EDITORIAL: Transparency, honesty should be foundation for CMU president search

President George Ross answers a question directed toward him at the Board of Trustees meeting on Feb. 15 in the President's Conference Room.

As Central Michigan University begins the task of finding its next president it's clear that most of us won't get to be a part of it.

Of the 13 people responsible for input in the presidential search, one of them is a student and none are fixed-term faculty members. A number of trustees, wealthy alumni and an administrator who will work for this person will play the largest role in choosing our next president. Search Committee Chair and trustee Tricia Keith said it clearly at last week's meeting: the process would be "confidential." 

"The process — including the names of finalists — will be confidential, as has been the protocol during the past several CMU presidential searches," a University Communications press released stated. "Search firms advise confidentiality in order to attract the best possible candidates, Keith said."

Transparency should be the foundation of the search process. Shutting students, faculty and staff out of the process is a mistake. It will foster a culture of suspicion and university administrators and trustees will be the recipients of that anger and mistrust. 

Tuition dollars fuel this university. State appropriations are only a fraction of how the university is funded today. The successor to George Ross will be responsible for establishing tuition rates and deciding how those dollars are spent. We are not suggesting that every student should get a vote on who will become the next president, but we expect to have a front-row seat to watch the process unfold. 
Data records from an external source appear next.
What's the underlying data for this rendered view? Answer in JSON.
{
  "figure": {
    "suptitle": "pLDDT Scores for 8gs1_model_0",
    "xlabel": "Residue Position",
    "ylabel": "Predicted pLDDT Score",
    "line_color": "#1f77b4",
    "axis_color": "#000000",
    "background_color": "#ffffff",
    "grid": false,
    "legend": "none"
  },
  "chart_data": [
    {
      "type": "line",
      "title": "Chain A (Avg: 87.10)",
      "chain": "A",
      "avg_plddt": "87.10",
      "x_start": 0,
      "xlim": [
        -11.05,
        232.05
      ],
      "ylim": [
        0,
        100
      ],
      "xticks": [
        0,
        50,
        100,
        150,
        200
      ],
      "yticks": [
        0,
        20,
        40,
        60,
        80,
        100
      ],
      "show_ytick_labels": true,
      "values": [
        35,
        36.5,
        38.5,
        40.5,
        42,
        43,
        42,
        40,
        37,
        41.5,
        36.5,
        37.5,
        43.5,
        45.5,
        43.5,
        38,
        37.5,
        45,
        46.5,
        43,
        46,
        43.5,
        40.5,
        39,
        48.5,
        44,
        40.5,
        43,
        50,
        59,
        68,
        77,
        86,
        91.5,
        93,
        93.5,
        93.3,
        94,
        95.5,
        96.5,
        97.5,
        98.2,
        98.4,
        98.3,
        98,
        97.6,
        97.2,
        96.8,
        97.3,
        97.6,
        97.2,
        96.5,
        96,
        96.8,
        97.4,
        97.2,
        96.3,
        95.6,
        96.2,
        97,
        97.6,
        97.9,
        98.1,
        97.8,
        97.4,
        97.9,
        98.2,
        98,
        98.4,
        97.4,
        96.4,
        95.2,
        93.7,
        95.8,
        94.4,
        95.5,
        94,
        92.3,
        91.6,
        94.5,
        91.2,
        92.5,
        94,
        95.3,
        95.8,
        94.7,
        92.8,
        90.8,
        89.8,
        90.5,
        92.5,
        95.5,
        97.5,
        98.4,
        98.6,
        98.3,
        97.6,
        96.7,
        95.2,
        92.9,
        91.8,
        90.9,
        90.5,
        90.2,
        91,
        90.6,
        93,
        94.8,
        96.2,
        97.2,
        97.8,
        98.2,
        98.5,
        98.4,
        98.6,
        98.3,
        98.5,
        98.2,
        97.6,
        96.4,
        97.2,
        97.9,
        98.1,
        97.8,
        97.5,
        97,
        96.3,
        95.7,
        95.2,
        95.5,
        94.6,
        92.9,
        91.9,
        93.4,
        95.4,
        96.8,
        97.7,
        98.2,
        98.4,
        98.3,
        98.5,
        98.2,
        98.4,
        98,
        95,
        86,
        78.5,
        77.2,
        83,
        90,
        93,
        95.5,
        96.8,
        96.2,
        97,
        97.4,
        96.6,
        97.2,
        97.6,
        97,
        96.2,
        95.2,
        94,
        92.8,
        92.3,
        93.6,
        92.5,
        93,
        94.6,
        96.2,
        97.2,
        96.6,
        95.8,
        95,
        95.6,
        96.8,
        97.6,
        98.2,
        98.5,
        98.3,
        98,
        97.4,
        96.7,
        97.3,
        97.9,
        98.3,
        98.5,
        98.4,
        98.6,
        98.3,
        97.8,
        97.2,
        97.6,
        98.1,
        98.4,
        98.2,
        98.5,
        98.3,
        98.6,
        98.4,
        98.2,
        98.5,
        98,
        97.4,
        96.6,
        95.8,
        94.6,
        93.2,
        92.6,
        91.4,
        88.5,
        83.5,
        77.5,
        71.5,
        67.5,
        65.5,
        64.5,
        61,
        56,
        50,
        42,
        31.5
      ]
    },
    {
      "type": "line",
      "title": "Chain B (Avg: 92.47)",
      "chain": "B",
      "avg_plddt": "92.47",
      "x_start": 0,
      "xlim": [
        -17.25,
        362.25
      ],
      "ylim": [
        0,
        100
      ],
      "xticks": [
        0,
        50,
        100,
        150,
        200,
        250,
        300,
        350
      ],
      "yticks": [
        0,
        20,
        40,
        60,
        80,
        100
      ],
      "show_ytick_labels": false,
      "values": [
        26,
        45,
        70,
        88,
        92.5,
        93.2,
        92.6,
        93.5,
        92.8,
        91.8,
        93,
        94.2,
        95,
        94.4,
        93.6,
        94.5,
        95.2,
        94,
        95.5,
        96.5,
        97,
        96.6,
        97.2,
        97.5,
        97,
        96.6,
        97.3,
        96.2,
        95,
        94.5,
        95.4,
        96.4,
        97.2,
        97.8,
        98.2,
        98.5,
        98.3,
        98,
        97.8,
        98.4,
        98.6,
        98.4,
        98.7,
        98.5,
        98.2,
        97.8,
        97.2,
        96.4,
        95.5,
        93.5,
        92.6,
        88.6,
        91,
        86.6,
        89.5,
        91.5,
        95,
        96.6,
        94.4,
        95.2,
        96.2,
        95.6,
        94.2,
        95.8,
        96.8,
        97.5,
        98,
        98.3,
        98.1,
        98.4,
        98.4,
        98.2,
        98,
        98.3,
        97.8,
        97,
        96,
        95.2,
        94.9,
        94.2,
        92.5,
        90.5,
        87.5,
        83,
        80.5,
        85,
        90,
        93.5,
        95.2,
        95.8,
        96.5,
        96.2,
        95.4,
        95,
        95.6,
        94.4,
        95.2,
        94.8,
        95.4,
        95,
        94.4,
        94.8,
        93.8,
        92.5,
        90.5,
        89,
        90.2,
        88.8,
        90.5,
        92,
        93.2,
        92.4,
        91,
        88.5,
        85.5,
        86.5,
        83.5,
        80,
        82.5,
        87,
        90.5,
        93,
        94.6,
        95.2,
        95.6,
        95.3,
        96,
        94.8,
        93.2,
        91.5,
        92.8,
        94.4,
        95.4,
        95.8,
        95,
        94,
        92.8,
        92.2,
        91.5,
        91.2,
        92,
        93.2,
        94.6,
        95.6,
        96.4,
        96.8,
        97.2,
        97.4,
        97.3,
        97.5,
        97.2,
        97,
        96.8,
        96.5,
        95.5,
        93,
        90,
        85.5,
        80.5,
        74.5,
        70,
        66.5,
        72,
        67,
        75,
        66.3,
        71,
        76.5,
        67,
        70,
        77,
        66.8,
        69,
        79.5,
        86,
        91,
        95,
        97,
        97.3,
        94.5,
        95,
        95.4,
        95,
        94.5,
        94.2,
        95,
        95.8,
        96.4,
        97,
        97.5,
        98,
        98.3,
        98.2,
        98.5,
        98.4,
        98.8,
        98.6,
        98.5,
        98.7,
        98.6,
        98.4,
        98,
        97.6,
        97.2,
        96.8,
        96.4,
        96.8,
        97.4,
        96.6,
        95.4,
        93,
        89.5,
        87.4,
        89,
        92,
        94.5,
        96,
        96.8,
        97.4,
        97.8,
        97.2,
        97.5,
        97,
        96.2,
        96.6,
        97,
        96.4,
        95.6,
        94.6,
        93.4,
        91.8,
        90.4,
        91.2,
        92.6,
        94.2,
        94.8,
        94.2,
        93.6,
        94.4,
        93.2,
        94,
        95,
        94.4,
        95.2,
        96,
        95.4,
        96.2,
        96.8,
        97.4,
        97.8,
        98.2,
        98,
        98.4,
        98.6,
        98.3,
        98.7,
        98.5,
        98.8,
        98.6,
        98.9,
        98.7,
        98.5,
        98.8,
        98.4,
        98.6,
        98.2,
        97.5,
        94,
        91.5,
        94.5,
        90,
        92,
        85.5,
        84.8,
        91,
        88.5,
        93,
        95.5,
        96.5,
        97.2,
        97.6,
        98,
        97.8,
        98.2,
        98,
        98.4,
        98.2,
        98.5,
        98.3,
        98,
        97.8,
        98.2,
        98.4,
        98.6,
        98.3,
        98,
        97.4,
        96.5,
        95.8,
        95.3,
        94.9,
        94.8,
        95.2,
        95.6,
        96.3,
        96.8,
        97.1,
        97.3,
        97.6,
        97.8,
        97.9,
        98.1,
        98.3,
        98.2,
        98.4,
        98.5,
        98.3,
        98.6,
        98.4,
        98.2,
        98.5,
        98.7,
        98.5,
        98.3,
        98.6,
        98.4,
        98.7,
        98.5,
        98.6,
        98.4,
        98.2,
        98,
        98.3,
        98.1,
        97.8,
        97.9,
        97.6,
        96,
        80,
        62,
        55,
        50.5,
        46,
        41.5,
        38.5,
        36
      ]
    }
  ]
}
Trustees, here is what students, faculty and staff want from your search process: 

• We should be able to know who did, and didn't, advance in the selection process.

Typically, three or four finalists are announced near the end of a search. That's it. 

We don't think that's enough. At the end of the process we want to know how many applicants were considered. We want to know how, and why, they are eliminated. We want to have access to their applications. If CMU graduates leaders – students and staff – we want to know if there are internal candidates and how far they advance. 

• If a candidate wants his or her name withheld during the search, immediately disqualify them. 

We've often been told, by university and City of Mount Pleasant officials, that if candidates are identified during a search they would opt out and the search would be worse for it. These candidates want to be able to privately, quietly search for a new job without their employers or employees learning about it. 

This is laughable. If you want to be the next president of CMU – put your "stamp" on it. 

A university president shouldn't shy away from scrutiny — they should prepare for it. By not even wanting to put the most basic information out there — name, job history, tenure in academics — it's already setting a poor precedent. Do we really want candidates who don't have the courage to let their employers know they are looking for a job? And honestly, do we believe someone would apply for this position and expect to advance in the search but wouldn't give their current employer a heads-up before becoming a finalist?

CMU has shown through past searches it isn't concerned with outside perspectives. Take the most recent hire of Athletics Director Michael Alford. The closed AD search was done during the summer and no opportunity was given to media to speak with the candidates. There was not a meet-and-greet session for students and staff, either.

We, students and taxpayers, deserve better than that. 

• The search firm you hire is working for CMU, not just your search committee. 

We sometimes hear from administrators that some university practices, like searches, could be improved if they were "run like a business." Search firms are just that – professional organizations tasked with getting qualified people to apply for a job and then creating a process for candidates to be evaluated. 

Once the job is done, they are gone. Any damage or controversy the firm causes remains. 

We're not a business. We're a university. 

We're students whose educational careers hinge on the choices made by trustees and administrators. Our university also includes staff and faculty – many of whom came here because they believe in our educational mission and need support to deliver on that promise. We are also a community of alumni and Mount Pleasant neighbors and business owners who want to see CMU maintain its stature in Michigan and beyond. 

We expect that members of the search committee will act with all of our best interests at heart. We know they want the best for CMU. So don't be afraid to give all of us a window into the entire process, even if your search firm advises you against it. We deserve full insight into your selection process. 

You've got a tough job to do. We wish you the best of luck. 

Don't start this process by giving us a reason not to trust you.